The third priority is to calculate the return on investment we have generated from spending on public health preparedness to date. Policy makers from the executive branch and from the legislative branch representing both sides of the aisle are asking, “Are we spending money wisely?” The National Health Security Preparedness Index project has, at its core purpose, the goal of generating an overall estimate of preparedness for states and the nation. A community resilience index is in the works as well. These kinds of research activities are really important.
The fourth priority is to continue to conduct research on specific, high-value questions. For example, should schools be closed during the next pandemic? How effective are existing biosurveillance systems? How can we promote cross-disciplinary teamwork for an effective response? If we can answer these questions, the public will be safer.

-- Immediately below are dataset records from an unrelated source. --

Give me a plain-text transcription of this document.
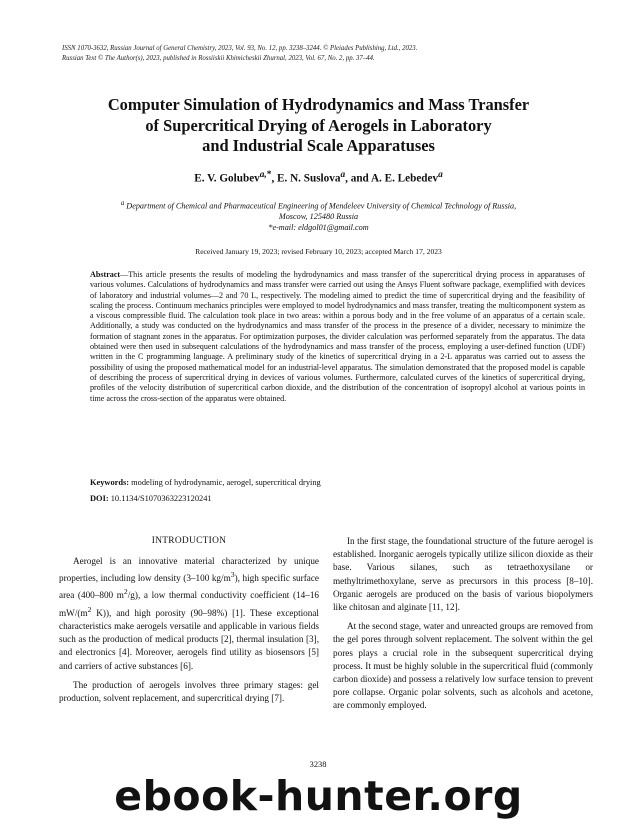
ISSN 1070-3632, Russian Journal of General Chemistry, 2023, Vol. 93, No. 12, pp. 3238–3244. © Pleiades Publishing, Ltd., 2023.
Russian Text © The Author(s), 2023, published in Rossiiskii Khimicheskii Zhurnal, 2023, Vol. 67, No. 2, pp. 37–44.
Computer Simulation of Hydrodynamics and Mass Transfer
of Supercritical Drying of Aerogels in Laboratory
and Industrial Scale Apparatuses
E. V. Golubev$^{a,*}$, E. N. Suslova$^a$, and A. E. Lebedev$^a$
$^a$ Department of Chemical and Pharmaceutical Engineering of Mendeleev University of Chemical Technology of Russia,
Moscow, 125480 Russia
*e-mail: eldgol01@gmail.com
Received January 19, 2023; revised February 10, 2023; accepted March 17, 2023
Abstract—This article presents the results of modeling the hydrodynamics and mass transfer of the supercritical drying process in apparatuses of various volumes. Calculations of hydrodynamics and mass transfer were carried out using the Ansys Fluent software package, exemplified with devices of laboratory and industrial volumes—2 and 70 L, respectively. The modeling aimed to predict the time of supercritical drying and the feasibility of scaling the process. Continuum mechanics principles were employed to model hydrodynamics and mass transfer, treating the multicomponent system as a viscous compressible fluid. The calculation took place in two areas: within a porous body and in the free volume of an apparatus of a certain scale. Additionally, a study was conducted on the hydrodynamics and mass transfer of the process in the presence of a divider, necessary to minimize the formation of stagnant zones in the apparatus. For optimization purposes, the divider calculation was performed separately from the apparatus. The data obtained were then used in subsequent calculations of the hydrodynamics and mass transfer of the process, employing a user-defined function (UDF) written in the C programming language. A preliminary study of the kinetics of supercritical drying in a 2-L apparatus was carried out to assess the possibility of using the proposed mathematical model for an industrial-level apparatus. The simulation demonstrated that the proposed model is capable of describing the process of supercritical drying in devices of various volumes. Furthermore, calculated curves of the kinetics of supercritical drying, profiles of the velocity distribution of supercritical carbon dioxide, and the distribution of the concentration of isopropyl alcohol at various points in time across the cross-section of the apparatus were obtained.
Keywords: modeling of hydrodynamic, aerogel, supercritical drying
DOI: 10.1134/S1070363223120241
INTRODUCTION

Aerogel is an innovative material characterized by unique properties, including low density (3–100 $kg/m^3$), high specific surface area (400–800 $m^2/g$), a low thermal conductivity coefficient (14–16 $mW/(m^2$ K)), and high porosity (90–98%) [1]. These exceptional characteristics make aerogels versatile and applicable in various fields such as the production of medical products [2], thermal insulation [3], and electronics [4]. Moreover, aerogels find utility as biosensors [5] and carriers of active substances [6].

The production of aerogels involves three primary stages: gel production, solvent replacement, and supercritical drying [7].

In the first stage, the foundational structure of the future aerogel is established. Inorganic aerogels typically utilize silicon dioxide as their base. Various silanes, such as tetraethoxysilane or methyltrimethoxylane, serve as precursors in this process [8–10]. Organic aerogels are produced on the basis of various biopolymers like chitosan and alginate [11, 12].

At the second stage, water and unreacted groups are removed from the gel pores through solvent replacement. The solvent within the gel pores plays a crucial role in the subsequent supercritical drying process. It must be highly soluble in the supercritical fluid (commonly carbon dioxide) and possess a relatively low surface tension to prevent pore collapse. Organic polar solvents, such as alcohols and acetone, are commonly employed.

3238
ebook-hunter.org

Several articles in this issue supplement present modeling studies. Two challenges go beyond the research problem of building more precise models. One is communicating results to nonmodelers in understandable ways. Those who actually make the big decisions in disasters are not public health people, scientists, or modelers; they are governors, mayors, or county commissioners. Public health is simply an input into what is essentially a political decision, and political decisions are often based on economics, politics, and power. Therefore, we must be able to translate our models into political and economics-speak, because that is what motivates decision makers. The second challenge is developing a process, during a crisis, for reconciling conflicting results from different models—to determine which model is best for which question.
© 2013 Lippincott Williams & Wilkins, Inc.